A disponibilidade de professores e o acesso aos meios de comunicação são muito
limitados, segundo o Fundo das Nações Unidas para a Infância (Unicef).
"Para muitas crianças no mundo, em particular para aquelas de famílias pobres, o
direito à educação continua sendo um conceito abstrato, muito distante da
realidade do dia a dia", acrescentou Somavía.
A OIT, o Unicef e outras agências consideram que a educação é a melhor resposta
para reduzir e, posteriormente, para erradicar o trabalho infantil, e que é
necessário, além disso, impulsionar a igualdade de gênero, pois as meninas são
sempre as mais prejudicadas pela falta de educação.
"Quando uma família deve tomar a decisão de enviar um menino ou uma menina para
a escola, normalmente é a menina que perde", declarou o diretor-geral da OIT.
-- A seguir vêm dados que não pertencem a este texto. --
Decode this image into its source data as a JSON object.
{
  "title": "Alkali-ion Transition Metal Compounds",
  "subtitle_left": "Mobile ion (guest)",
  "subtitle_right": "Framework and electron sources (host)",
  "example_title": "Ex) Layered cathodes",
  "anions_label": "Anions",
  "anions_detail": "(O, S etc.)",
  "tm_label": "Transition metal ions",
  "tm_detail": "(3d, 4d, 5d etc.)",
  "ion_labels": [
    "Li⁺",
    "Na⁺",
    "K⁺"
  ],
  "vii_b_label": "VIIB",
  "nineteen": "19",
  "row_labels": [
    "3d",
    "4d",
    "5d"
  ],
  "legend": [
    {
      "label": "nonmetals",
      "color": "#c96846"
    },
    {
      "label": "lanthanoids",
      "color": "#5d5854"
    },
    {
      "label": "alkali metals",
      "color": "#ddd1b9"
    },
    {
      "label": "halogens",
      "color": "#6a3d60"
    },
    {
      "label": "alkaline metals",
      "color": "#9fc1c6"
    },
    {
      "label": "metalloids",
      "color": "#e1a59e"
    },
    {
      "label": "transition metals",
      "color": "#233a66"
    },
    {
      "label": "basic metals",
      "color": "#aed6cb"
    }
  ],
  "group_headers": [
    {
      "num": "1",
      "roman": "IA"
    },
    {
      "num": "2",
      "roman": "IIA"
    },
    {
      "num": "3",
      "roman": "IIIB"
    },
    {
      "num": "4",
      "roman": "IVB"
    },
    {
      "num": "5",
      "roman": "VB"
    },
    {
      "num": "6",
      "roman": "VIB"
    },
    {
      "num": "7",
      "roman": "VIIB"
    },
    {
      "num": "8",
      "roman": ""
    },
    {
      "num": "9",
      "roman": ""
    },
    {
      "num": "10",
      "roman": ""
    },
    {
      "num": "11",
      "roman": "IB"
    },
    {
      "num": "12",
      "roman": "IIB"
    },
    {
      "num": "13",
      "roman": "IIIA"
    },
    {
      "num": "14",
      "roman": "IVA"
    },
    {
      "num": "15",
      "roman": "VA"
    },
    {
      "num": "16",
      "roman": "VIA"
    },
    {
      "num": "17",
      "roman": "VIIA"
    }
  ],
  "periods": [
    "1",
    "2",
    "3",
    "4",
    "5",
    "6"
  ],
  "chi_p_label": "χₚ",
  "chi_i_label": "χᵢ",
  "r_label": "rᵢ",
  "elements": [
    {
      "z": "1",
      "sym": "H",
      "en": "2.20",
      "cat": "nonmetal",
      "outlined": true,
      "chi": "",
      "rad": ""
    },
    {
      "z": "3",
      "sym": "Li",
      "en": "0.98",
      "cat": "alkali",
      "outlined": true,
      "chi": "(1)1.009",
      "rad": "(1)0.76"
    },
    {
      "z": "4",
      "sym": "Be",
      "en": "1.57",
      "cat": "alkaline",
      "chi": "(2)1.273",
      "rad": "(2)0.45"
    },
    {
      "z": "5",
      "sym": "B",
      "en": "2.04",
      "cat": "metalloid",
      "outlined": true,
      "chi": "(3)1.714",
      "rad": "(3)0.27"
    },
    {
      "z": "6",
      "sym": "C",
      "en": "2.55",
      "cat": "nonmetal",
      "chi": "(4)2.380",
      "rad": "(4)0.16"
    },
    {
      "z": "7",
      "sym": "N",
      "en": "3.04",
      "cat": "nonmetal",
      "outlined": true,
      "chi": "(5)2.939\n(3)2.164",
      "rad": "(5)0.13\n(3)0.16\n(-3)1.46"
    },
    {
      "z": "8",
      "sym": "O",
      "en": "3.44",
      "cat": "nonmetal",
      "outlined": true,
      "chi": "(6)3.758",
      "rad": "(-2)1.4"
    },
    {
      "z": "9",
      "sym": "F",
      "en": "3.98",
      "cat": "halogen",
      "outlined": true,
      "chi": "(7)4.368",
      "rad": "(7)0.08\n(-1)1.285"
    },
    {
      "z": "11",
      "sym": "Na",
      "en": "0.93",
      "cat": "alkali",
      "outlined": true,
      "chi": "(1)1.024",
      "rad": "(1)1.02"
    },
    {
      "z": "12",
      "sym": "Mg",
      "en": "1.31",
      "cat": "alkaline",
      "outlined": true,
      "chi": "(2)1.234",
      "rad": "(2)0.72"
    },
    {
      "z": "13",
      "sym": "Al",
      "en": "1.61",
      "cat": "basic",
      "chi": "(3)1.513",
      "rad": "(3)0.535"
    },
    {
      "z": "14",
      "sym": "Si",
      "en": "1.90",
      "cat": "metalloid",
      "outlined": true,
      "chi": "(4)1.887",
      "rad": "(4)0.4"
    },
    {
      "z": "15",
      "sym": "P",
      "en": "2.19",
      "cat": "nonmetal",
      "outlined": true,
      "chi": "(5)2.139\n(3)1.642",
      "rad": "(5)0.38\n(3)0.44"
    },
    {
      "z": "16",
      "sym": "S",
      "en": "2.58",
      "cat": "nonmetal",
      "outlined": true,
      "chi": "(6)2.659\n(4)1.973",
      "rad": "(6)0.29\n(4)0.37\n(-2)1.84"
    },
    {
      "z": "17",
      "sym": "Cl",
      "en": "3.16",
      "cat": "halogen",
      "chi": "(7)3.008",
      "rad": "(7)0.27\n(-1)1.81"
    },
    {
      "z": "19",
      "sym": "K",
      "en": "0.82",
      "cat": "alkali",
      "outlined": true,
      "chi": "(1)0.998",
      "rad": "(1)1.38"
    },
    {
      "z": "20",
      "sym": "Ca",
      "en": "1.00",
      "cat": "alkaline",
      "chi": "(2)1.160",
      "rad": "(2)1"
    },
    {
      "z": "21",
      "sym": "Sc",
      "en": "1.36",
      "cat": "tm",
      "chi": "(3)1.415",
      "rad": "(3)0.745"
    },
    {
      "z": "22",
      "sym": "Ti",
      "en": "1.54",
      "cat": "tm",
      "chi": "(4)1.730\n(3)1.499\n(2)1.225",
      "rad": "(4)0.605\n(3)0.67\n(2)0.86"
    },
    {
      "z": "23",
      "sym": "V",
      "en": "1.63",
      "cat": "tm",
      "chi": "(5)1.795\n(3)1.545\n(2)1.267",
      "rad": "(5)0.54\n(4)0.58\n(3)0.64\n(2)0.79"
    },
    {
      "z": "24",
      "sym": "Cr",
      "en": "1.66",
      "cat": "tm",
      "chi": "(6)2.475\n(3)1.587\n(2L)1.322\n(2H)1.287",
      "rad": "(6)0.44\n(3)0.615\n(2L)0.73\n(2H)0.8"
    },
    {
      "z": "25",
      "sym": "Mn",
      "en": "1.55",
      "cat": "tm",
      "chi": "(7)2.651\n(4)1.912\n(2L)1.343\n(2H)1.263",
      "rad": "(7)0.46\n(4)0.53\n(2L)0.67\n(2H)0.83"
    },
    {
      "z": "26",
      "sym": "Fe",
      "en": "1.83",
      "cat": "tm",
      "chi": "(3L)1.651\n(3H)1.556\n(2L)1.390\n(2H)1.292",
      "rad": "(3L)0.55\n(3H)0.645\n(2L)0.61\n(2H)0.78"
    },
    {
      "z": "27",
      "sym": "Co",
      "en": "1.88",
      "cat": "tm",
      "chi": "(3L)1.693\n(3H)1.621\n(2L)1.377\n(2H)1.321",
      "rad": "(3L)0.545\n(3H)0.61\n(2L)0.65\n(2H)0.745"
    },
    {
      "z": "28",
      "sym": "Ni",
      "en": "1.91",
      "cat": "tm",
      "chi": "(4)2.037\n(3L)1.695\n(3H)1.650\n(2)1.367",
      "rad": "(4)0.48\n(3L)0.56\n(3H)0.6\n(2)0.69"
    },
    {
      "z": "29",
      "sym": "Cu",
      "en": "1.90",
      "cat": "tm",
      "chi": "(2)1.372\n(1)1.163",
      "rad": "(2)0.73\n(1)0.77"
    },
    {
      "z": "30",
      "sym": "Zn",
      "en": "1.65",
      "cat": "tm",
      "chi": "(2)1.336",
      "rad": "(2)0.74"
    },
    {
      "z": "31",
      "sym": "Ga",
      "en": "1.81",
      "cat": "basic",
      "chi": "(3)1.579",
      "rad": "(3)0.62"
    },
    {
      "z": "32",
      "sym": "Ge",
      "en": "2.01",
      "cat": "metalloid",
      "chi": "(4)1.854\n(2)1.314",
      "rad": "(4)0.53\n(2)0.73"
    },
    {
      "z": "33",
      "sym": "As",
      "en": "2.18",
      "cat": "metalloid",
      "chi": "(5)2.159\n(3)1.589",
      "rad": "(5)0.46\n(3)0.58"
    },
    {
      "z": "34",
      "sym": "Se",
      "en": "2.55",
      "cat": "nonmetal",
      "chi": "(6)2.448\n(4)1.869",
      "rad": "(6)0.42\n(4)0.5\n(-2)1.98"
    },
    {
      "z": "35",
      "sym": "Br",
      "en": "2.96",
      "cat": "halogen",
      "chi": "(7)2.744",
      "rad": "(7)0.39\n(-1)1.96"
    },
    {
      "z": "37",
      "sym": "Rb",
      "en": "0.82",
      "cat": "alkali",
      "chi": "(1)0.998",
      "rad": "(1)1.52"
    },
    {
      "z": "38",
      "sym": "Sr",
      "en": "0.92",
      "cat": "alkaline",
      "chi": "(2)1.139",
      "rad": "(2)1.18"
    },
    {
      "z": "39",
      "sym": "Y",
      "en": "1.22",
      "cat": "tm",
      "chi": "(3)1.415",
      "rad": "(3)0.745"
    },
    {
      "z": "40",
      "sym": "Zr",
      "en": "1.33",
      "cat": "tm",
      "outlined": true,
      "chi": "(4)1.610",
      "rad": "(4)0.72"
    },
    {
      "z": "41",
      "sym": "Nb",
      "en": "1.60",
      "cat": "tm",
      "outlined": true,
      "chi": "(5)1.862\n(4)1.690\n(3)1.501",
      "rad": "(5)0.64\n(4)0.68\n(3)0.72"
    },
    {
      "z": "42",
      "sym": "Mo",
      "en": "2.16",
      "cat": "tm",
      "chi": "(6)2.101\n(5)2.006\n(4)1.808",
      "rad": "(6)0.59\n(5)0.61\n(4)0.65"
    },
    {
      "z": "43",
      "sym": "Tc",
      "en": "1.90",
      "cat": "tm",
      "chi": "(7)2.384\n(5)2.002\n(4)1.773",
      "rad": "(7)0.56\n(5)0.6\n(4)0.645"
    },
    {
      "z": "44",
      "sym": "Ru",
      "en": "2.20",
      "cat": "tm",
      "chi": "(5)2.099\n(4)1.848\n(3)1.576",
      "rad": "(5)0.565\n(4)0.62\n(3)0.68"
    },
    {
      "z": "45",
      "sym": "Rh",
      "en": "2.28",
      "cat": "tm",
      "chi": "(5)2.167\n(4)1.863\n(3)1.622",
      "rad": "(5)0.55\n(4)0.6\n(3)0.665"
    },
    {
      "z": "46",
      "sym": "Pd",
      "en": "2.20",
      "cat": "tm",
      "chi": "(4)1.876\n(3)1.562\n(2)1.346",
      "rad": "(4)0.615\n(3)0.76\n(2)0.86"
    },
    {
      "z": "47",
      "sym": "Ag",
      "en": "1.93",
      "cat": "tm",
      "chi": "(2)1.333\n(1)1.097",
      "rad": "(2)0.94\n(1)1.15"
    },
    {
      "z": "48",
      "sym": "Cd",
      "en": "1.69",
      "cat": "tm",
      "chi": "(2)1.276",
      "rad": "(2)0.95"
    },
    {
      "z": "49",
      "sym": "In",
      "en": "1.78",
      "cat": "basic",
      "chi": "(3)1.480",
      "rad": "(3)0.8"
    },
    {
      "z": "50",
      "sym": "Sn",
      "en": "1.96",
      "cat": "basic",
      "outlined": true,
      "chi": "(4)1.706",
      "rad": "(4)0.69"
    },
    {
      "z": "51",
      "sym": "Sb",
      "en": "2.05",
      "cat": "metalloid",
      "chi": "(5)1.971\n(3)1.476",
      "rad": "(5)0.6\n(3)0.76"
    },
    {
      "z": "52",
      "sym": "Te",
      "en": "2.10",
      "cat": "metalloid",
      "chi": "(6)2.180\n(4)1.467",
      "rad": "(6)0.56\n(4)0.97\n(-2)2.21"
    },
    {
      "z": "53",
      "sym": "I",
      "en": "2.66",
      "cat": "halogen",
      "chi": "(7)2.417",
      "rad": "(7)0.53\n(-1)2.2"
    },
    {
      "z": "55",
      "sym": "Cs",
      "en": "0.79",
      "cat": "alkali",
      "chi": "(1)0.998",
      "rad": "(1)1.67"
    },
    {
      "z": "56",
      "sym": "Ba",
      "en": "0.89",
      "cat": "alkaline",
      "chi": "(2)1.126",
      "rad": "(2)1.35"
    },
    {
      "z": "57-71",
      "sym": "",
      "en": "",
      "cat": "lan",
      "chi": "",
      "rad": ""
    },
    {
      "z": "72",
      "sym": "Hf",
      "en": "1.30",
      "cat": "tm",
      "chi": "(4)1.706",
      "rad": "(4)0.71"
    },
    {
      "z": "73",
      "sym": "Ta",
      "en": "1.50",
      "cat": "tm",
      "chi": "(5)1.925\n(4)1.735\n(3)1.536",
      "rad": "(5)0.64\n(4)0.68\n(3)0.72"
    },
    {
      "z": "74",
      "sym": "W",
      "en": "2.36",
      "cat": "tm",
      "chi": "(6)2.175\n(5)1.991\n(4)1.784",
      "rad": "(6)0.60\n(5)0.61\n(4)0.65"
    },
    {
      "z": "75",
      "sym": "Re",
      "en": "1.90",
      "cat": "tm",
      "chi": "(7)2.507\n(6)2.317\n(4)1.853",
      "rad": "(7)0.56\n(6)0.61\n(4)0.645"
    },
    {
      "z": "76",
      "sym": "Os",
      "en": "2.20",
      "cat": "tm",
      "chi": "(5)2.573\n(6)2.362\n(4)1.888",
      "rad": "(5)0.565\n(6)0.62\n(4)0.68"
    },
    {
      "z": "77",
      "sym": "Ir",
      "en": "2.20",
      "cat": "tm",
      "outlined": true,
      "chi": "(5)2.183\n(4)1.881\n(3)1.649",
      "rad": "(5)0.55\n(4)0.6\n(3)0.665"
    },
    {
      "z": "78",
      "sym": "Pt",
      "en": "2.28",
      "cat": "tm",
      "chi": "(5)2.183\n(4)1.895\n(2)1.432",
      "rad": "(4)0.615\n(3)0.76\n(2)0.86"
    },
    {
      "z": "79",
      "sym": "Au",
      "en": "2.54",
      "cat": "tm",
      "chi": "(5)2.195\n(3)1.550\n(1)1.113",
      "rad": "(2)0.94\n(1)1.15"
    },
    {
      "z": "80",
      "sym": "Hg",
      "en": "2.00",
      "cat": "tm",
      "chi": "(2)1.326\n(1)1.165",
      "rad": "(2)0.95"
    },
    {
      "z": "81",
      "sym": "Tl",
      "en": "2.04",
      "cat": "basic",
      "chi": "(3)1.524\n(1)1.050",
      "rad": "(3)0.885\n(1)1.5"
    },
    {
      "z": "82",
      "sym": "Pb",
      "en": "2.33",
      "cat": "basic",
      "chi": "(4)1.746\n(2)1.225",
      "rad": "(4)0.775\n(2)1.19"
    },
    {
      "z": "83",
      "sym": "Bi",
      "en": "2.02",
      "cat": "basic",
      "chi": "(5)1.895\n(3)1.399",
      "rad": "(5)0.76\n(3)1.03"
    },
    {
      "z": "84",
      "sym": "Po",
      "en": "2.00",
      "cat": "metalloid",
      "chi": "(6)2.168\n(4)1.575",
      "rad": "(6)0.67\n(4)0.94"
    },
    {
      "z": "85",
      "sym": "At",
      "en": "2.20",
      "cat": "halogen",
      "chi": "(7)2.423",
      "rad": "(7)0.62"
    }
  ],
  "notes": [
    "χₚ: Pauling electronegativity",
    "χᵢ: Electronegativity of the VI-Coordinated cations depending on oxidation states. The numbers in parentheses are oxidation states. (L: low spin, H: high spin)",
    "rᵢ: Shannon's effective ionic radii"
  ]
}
Segundo informações do Unicef, na América Latina 90% dos menores que trabalham
como ajudantes domésticos são meninas.
Na África Subsaariana, onde um em cada três menores trabalha, apenas 59% das
meninas freqüentam a escola primária.
Segundo o Programa Internacional para a Erradicação do Trabalho Infantil da OIT,
muitas crianças trabalham durante longas horas e em condições perigosas, e mais
da metade de todas as que trabalham atuam das piores maneiras, como escravas ou
em atividades ilegais como o tráfico de drogas, a prostituição ou os conflitos
armados.
Para comemorar este dia contra o Trabalho Infantil, estão previstos vários
eventos em dezenas de países no mundo todo.
Em Genebra, a OIT celebra hoje uma sessão plenária dedicada ao assunto, e à
tarde haverá uma grande concentração em frente à sede da ONU com a participação
de autoridades e de um número grande de grupos de estudantes.